Tetapi, ia melihat ada keinginan dari Presiden Susilo Bambang Yudhoyono untuk mengegolkan PP tersebut. “Pada prinsipnya kita tangkap presiden punya good will yang begitu kuat untuk bisa mendorong KPK agar bekerja lebih maksimal,” katanya saat ditemui di Kantor Presiden usai pertemuan dengan Presiden SBY selama satu jam, Jumat (7/12).

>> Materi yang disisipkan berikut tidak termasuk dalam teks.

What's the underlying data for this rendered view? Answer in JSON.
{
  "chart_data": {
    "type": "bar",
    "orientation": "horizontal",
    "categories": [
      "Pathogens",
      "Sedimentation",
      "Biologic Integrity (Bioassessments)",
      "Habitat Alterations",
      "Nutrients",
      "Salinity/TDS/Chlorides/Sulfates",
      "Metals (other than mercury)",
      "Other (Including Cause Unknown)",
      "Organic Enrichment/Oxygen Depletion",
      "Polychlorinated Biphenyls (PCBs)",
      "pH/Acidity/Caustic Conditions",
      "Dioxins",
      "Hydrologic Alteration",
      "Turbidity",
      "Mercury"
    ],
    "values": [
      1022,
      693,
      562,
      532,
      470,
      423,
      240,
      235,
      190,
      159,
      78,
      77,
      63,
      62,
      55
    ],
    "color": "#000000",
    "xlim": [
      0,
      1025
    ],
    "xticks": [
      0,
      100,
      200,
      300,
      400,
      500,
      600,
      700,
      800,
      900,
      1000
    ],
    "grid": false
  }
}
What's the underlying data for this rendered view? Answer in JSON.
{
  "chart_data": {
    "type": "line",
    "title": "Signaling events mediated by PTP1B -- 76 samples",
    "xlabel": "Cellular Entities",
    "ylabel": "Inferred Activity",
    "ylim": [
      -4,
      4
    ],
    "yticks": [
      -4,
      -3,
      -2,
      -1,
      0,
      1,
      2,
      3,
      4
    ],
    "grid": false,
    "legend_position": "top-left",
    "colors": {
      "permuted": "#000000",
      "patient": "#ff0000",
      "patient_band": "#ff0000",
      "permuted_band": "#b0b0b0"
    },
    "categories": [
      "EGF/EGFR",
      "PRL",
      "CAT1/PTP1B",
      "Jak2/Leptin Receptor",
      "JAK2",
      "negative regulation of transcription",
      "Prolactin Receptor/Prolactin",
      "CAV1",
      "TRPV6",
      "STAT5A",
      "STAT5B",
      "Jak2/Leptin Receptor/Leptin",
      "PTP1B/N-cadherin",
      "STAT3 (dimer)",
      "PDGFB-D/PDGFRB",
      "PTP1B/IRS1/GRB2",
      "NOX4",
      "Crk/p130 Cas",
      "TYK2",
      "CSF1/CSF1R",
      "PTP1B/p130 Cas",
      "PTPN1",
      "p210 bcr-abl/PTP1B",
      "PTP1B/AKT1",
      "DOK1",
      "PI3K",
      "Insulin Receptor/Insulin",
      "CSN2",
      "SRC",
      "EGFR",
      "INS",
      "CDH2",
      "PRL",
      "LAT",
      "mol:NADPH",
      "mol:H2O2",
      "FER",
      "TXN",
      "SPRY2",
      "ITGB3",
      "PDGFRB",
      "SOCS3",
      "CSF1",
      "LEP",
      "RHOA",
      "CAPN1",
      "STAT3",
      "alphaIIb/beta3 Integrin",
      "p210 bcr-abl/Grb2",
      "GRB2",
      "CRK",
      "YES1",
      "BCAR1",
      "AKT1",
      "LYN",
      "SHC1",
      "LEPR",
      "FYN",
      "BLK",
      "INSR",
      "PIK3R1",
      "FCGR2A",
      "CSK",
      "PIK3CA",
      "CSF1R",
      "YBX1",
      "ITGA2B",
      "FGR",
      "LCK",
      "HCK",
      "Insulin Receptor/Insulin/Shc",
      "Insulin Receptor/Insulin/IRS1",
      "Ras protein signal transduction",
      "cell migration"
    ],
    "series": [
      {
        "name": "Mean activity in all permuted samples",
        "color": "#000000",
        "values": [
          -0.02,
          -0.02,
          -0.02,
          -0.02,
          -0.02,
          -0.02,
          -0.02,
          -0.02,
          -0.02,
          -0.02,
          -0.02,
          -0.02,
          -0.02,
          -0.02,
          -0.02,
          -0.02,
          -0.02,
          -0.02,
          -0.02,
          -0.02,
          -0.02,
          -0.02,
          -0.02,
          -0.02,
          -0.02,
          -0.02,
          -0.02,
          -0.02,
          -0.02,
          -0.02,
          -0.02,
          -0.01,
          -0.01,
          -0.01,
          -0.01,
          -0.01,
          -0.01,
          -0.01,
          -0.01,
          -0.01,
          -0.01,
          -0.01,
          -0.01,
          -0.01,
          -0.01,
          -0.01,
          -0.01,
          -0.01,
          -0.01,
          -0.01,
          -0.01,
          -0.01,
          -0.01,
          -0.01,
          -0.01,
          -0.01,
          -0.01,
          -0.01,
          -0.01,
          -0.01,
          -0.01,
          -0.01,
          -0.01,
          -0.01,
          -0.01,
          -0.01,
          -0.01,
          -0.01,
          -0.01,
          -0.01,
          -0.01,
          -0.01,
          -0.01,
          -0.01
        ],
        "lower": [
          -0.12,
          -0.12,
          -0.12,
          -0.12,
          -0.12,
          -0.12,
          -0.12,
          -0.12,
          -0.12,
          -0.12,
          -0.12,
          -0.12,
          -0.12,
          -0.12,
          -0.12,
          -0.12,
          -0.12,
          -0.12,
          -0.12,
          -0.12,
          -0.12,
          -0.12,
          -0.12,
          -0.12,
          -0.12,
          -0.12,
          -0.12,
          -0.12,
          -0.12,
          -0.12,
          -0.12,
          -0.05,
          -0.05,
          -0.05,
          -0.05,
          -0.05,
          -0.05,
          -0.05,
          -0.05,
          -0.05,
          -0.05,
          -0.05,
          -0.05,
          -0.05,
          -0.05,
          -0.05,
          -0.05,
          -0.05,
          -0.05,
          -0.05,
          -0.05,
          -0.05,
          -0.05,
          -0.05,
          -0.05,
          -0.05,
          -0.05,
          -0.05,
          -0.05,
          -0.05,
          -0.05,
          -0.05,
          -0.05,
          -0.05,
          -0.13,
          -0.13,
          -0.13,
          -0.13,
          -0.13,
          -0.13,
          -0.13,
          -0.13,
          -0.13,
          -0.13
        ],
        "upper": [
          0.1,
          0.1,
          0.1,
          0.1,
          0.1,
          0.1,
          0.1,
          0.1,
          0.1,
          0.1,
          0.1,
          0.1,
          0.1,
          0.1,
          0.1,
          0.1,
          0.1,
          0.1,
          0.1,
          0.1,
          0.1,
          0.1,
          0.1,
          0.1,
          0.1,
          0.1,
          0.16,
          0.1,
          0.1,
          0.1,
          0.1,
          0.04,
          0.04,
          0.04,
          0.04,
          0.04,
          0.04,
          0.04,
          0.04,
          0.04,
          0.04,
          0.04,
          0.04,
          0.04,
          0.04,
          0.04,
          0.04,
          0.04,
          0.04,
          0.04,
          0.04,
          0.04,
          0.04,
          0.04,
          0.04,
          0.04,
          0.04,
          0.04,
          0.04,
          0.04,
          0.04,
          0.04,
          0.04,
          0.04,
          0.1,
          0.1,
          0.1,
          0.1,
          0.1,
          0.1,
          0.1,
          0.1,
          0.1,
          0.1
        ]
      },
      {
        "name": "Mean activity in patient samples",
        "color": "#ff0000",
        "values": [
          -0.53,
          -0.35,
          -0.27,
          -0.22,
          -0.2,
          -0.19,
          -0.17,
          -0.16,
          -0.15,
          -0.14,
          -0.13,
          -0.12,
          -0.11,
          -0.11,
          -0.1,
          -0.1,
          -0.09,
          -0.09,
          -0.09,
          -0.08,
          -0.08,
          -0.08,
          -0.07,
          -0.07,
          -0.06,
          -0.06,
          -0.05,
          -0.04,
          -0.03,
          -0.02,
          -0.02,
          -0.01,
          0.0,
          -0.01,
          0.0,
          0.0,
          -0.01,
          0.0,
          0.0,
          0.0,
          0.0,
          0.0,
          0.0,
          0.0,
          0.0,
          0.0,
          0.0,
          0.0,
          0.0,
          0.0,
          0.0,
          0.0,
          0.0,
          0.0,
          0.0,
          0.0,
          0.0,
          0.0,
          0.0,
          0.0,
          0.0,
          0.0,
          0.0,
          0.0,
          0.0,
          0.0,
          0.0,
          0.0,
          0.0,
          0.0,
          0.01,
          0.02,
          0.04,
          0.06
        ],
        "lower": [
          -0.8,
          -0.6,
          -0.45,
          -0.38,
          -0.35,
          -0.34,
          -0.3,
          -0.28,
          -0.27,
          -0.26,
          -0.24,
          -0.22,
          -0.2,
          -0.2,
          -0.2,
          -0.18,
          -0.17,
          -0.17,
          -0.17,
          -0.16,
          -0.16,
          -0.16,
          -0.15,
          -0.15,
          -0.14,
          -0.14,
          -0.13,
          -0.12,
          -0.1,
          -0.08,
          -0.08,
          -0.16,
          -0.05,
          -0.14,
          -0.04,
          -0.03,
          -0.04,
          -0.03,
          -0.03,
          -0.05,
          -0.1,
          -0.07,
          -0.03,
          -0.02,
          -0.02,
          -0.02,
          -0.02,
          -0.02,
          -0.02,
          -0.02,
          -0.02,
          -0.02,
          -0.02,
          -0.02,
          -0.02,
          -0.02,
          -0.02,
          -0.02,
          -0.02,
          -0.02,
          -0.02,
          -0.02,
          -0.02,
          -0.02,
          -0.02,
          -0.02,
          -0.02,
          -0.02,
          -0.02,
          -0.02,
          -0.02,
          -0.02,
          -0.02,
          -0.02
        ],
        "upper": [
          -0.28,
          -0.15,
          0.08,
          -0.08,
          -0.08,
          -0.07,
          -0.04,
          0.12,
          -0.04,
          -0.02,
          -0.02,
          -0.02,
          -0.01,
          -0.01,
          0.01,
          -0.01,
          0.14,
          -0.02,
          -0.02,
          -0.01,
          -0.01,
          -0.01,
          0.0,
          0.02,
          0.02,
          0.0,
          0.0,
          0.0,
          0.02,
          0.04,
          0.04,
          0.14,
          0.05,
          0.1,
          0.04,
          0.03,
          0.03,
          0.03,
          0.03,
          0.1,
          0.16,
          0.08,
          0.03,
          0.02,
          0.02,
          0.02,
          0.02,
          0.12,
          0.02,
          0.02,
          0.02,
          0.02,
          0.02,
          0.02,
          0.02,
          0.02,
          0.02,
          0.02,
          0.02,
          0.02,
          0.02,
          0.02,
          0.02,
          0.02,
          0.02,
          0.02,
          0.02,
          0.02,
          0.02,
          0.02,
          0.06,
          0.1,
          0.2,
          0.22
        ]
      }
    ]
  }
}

Namun, ia belum bisa memberikan rincian mengenai poin-poin yang belum disepakati bersama. Termasuk dalam kaitannya dengan lamanya masa tugas penyidik dari instansi lain yang bertugas di KPK. “Kita tidak membahas secara ekplisit, tapi saya tangkap Presiden betul-betul ingin memperkuat SDM yang ada di KPK agar KPK tidak tertatih dalam memberantas korupsi,” katanya.
Juru bicara presiden, Julian Aldrin Pasha, mengatakan PP SDM KPK sudah dibahas dan dibicarakan bahkan sudah disetujui Presiden SBY. Ia menjelaskan pemerintah mendukung agar KPK bisa bekerja efektif dengan adanya aturan tersebut. “Saya katakana itu (PP SDM KPK) sudah disetujui tapi belum ditandatangani. Menyangkut aturan ini agar menunjang kinerja dan efektifitas KPK,” katanya.
Ia menegaskan untuk hal-hal yang berkaitan dengan presiden, terutama aturan, maka para menteri terkait harus tahu dan memberikan paraf sebagai tanda persetujuan agar aturan itu ditindaklanjuti. “Biasanya, menteri terkait ikut memparaf atau tanda tangan. Yang saya ketahui sudah diparaf para menteri teknis terkait hal itu,” katanya.
Sementara itu, Menkopolhukam, Djoko Suyanto, menegaskan dirinya sudah membubuhkan paraf tanda persetujuan pembahasan lebih lanjut mengenai PP tersebut. “Saya sudah paraf,” katanya. Ia menegaskan setiap institusi memiliki aturan mengenai SDM-nya dan perlu saling menghormati aturan domestik masing-masing.
Ia mencontohkan aturan domestik di TNI yang untuk alih status harus ada pengajuan dari anggota TNI. Aturan tersebut dinilainya sama untuk institusi lain yakni adanya pengajuan dari yang bersangkutan untuk mengundurkan diri, supaya ada proses.